Apache Airflow is an essential tool for data engineers. Data engineers use Airflow to automate, schedule and manage tasks within Directed Acyclic Graphs (DAGs) to ensure that data pipelines are being run effectively.
When pushing our DAGs to production, we, as data engineers, run the risk of pushing broken DAGs to production, breaking data pipelines and costing the data team and the whole organization time and money in the process. This is the reason why testing our DAGs before pushing them to production is key in maintaining robust and scalable data pipelines, while saving time and money for the organization.

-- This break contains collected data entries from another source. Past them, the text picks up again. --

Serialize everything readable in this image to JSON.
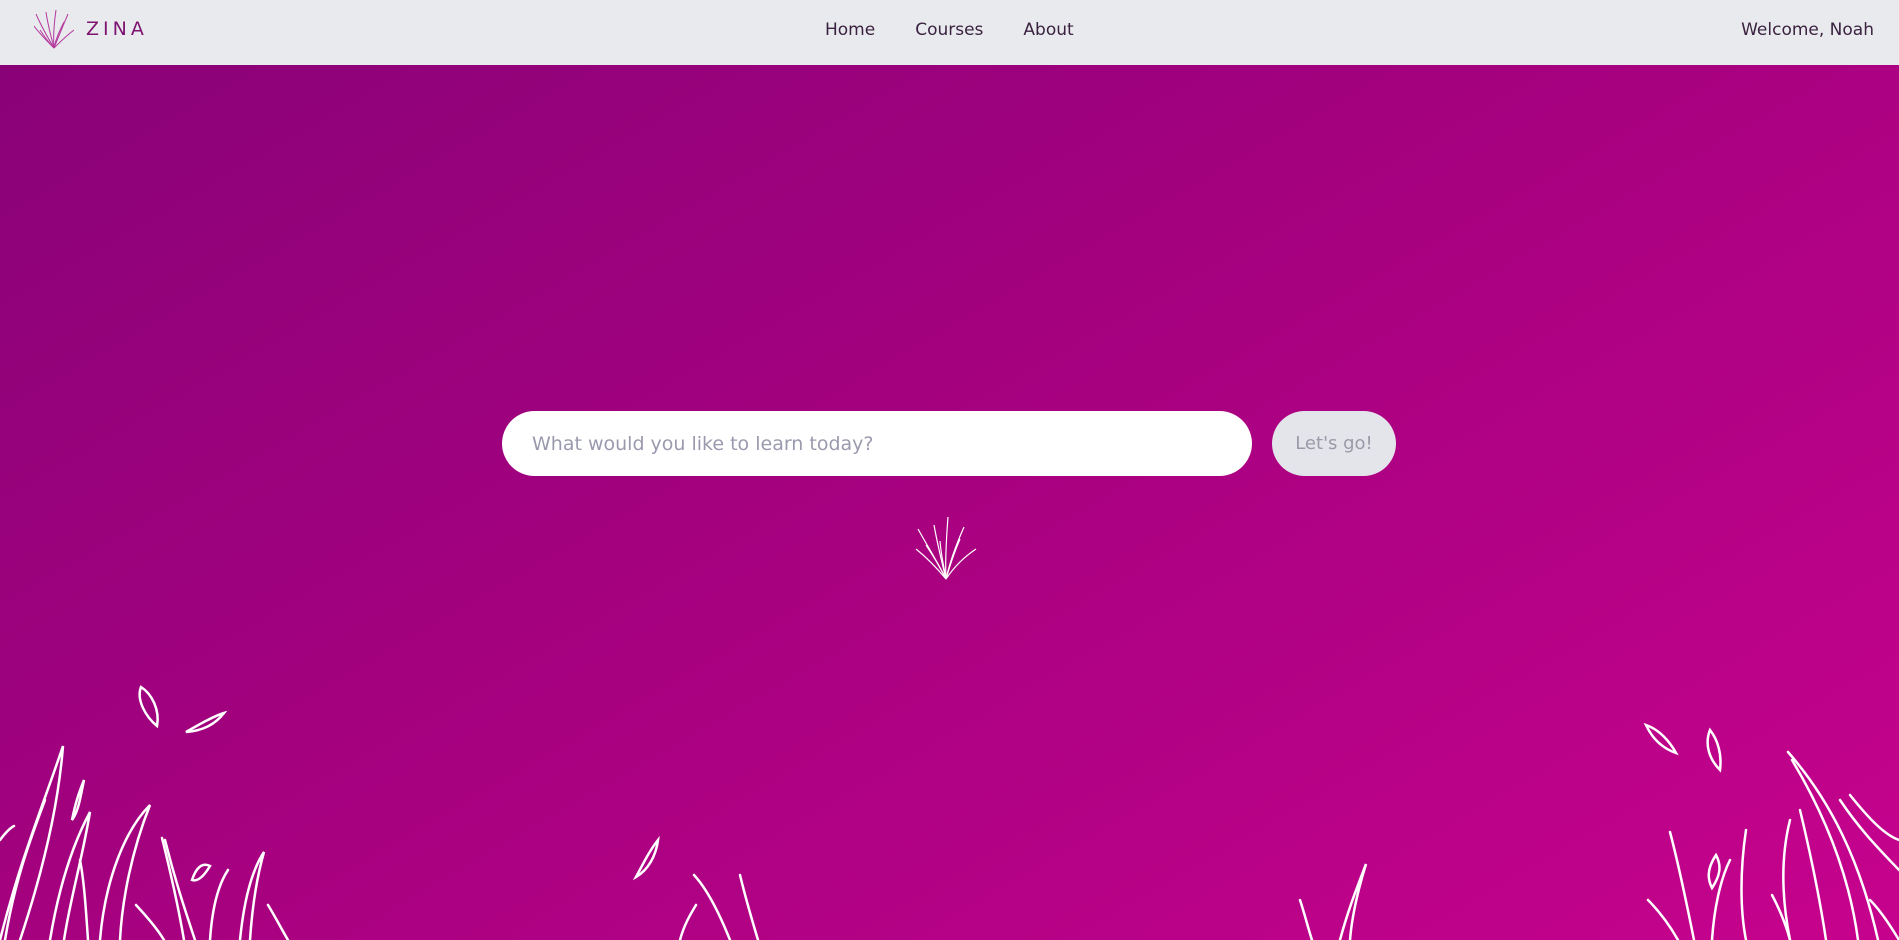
{
  "header": {
    "brand": "ZINA",
    "brand_icon": "grass-tuft-icon",
    "nav": [
      {
        "label": "Home"
      },
      {
        "label": "Courses"
      },
      {
        "label": "About"
      }
    ],
    "welcome": "Welcome, Noah"
  },
  "search": {
    "placeholder": "What would you like to learn today?",
    "value": "",
    "button_label": "Let's go!"
  },
  "colors": {
    "header_bg": "#e9eaed",
    "brand": "#7d1270",
    "gradient_start": "#8a0278",
    "gradient_end": "#c6028d"
  }
}
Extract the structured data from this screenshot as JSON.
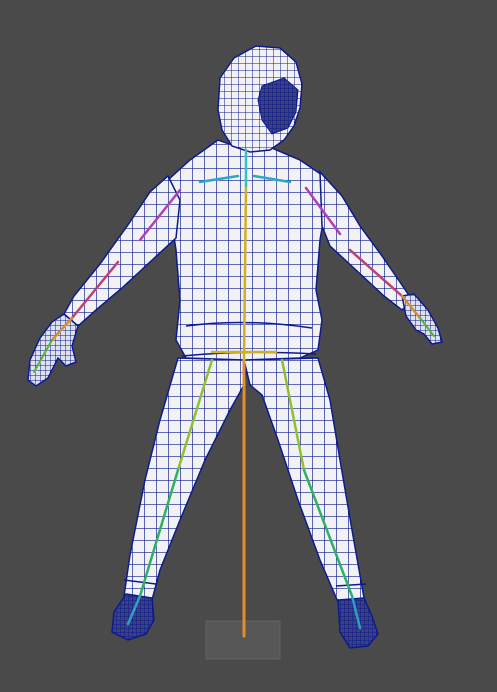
{
  "viewport": {
    "background": "#4a4a4a",
    "mesh_fill": "#f2f2f5",
    "wire_color": "#0d1b8c",
    "ground_color": "#5c5c5c"
  },
  "skeleton": {
    "spine_color": "#e0902a",
    "neck_color": "#2ec4c4",
    "collar_color": "#2aa6c8",
    "upper_arm_color": "#b040b8",
    "forearm_color": "#c04070",
    "hand_color": "#d09030",
    "finger_color": "#58b040",
    "hip_color": "#d0b020",
    "thigh_color": "#90c030",
    "shin_color": "#30b060",
    "foot_color": "#30a0c0"
  }
}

Testing DAGs on Airflow before was a hard task as engineers had to create many DAGs on the production server to test their code. This takes up a lot of space and wastes a lot of time.
Why Test Airflow DAGs?
Testing Airflow DAGs is not just about catching bugs. It is about ensuring data integrity, reducing operational risk, and speeding up development. Without tests, a small change in your pipeline could have unintended consequences downstream ranging from data loss to duplicated reports and dashboards.
The following are reasons why testing DAGs is important in the data lifecycle:
- Prevent failures before they happen. This helps in identifying breaking points in our code even before pushing the DAG to production
- Test logic and dependencies without waiting for a full run
- Catch regressions and breaking changes early
- To save time and resources for the data team and whole organization in the long run.
Types of tests that can be done on Airflow DAGs.
There are various tests that can be conducted on Airflow DAGs which include:
- Unit tests using the
pytest
orunittest
modules from Python - Integration tests by setting up test DAGs and mock DAGs
- End-to-end tests by setting up test environments and conducting full DAG runs using the Airflow CLI or
breeze
.
1. Unit tests.
Unit tests are all about separating your logic from the DAG and test each task or logic independently.
This allows us to identify as many breaking points as possible in our code and fix them before pushing to production.
Example of a unit test in Airflow.
Assume we have a task in our DAG that calculates the average age of a user, and it takes in a list of user data as so:
from airflow.decorators import dag, task
default_args = {
...
}
@dag(dag_id='user_data_dag', default_args=default_args, schedule='@daily', start_date=datetime(2025, 6, 4))
def user_data_dag():
... # code and other tasks
@task
def calculate_avg_age(users):
if not users:
return 0
total_age = sum(user["age"] for user in users)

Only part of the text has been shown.